The Anti-Concepts of Money: What is GDP?
If you’ve read the Introduction from this Anti-Concepts of Money series we can now discuss the Anti-Concept: GDP
The Anti-Concept of GDP
Let’s discuss thet anti-concept, Gross Domestic Product or GDP for short. Armed with an understanding of anti-concepts, it should be obvious from one of the ways it’s calculated. From Wikipedia:
Y = C + I + G + (X − M)
Y GDP
C Consumption
I Investment
G Government expenditures
X Exports
M Imports
As you read this, consider if consumption can be added to investment. They are treated as like terms. Isn’t this the hallmark of an anti-concept?
These allegedly like terms are to be added into a single sum. And then there’s government spending! Consumer spending is certainly not investment. But government spending is another beast altogether.
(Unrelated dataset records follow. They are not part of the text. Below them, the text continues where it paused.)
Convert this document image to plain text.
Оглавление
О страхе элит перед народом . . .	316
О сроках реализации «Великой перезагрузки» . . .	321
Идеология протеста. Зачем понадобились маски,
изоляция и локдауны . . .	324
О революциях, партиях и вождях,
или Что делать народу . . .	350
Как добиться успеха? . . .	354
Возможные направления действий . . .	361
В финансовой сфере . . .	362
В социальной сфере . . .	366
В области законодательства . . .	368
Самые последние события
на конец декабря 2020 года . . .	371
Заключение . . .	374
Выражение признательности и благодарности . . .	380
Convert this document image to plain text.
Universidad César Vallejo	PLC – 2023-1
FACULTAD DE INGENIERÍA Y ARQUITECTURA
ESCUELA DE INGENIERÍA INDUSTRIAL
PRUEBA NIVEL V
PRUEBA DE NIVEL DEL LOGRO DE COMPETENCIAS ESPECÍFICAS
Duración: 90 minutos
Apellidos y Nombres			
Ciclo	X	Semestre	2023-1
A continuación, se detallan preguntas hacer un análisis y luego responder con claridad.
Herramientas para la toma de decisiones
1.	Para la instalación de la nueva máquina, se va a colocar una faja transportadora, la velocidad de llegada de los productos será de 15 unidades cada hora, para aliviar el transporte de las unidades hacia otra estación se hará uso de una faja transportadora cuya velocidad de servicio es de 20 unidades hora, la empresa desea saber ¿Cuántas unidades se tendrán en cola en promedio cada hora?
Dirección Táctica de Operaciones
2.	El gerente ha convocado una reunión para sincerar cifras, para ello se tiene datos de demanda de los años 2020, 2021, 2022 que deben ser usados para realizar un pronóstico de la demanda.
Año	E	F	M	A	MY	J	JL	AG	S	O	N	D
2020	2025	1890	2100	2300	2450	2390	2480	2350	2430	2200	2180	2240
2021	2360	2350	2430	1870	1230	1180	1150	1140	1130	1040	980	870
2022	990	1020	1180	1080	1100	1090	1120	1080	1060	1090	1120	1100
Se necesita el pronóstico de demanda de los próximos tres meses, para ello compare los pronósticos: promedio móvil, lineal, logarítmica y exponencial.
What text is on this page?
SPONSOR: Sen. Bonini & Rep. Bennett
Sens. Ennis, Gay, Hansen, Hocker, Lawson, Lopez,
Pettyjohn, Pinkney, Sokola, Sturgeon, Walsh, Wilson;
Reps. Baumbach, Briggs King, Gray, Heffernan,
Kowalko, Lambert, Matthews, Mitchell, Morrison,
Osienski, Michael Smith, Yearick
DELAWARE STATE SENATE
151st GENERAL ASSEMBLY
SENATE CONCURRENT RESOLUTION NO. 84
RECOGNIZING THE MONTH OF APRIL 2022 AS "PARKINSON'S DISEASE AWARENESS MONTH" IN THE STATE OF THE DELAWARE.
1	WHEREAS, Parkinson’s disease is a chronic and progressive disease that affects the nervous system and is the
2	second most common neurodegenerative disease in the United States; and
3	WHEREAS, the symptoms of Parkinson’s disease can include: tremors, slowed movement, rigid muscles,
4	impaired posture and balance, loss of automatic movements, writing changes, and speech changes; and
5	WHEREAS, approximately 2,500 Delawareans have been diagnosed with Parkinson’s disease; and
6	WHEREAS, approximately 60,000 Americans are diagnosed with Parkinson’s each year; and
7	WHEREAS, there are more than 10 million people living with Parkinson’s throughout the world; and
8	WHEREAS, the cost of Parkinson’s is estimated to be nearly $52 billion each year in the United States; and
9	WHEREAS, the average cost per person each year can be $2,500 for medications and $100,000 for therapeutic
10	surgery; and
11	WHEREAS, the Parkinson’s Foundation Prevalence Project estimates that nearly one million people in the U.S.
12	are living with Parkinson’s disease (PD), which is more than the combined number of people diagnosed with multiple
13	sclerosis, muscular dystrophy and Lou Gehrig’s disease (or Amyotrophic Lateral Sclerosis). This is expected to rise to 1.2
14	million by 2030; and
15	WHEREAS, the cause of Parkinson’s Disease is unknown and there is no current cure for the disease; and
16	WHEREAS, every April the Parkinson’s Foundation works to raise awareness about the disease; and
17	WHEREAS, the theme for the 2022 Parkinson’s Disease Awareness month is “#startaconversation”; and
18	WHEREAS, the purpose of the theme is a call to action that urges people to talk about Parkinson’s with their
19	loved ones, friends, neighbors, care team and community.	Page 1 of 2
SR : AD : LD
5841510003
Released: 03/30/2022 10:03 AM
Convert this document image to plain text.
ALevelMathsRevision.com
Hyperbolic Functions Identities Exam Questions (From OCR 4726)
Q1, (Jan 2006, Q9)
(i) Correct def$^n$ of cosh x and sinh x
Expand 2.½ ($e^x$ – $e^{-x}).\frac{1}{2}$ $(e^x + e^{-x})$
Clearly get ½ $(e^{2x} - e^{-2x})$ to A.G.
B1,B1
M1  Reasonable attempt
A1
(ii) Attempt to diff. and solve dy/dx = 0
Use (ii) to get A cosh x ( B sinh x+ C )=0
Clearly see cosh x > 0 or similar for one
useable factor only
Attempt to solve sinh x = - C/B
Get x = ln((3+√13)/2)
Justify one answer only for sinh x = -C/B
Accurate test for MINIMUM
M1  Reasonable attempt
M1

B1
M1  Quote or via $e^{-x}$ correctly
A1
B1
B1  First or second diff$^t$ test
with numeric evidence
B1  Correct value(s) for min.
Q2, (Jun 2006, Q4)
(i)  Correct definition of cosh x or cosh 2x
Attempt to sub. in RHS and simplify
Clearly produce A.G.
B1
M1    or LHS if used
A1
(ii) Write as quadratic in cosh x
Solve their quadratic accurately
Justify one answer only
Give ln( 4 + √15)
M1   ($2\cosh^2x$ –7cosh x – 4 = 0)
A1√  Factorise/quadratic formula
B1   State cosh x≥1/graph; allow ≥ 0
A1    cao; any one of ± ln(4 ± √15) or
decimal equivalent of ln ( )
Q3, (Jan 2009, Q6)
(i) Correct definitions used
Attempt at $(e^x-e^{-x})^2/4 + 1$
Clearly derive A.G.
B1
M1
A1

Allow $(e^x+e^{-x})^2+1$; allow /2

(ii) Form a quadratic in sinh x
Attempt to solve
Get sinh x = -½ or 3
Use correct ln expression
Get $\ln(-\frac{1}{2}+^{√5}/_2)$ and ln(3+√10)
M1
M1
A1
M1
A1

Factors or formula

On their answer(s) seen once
It is enabled by either taxing productive people or by borrowing (I will address this kind of borrowing, below).
One is supposed to just accept that all of these things contribute to the economy. It’s like adding production + destruction. The sign is wrong, destruction should be subtracted.
Good Growth vs Bad Growth
There can be only one purpose to presenting such a hash of different things as if they can be subsumed under a single concept. That purpose is to smuggle the idea that any increase in any one of them is equivalent to an increase in any other. If GDP goes up, well then, the economy grew. Growth is good, isn’t it? It is growth if the government borrows to dole out welfare. It is the same kind of growth if you borrow on your credit card to go on a bender to Las Vegas!
GDP makes economists think that a debt-fueled spree is growth. It’s very hard to try to think, much less communicate to others, that some kinds of growth are good and some kinds are bad. Usually, it comes out as a muddle, reduced to the low-resolution position that some amount of growth is good, but if the economy grows faster than that magic threshold rate, then it’s bad. Or a more nuanced muddle is that some government policies lead to bad growth, and some are more efficient.
Growth as defined by an increase in GDP is also an anti-concept.
A Proper Measure of the Economy
A proper measure of the economy would be based on some kind of national balance sheet, not a statement of the gross revenue. It would look at how much additional capital was accumulated (or decumulated), not on how much people binged on consumer goods.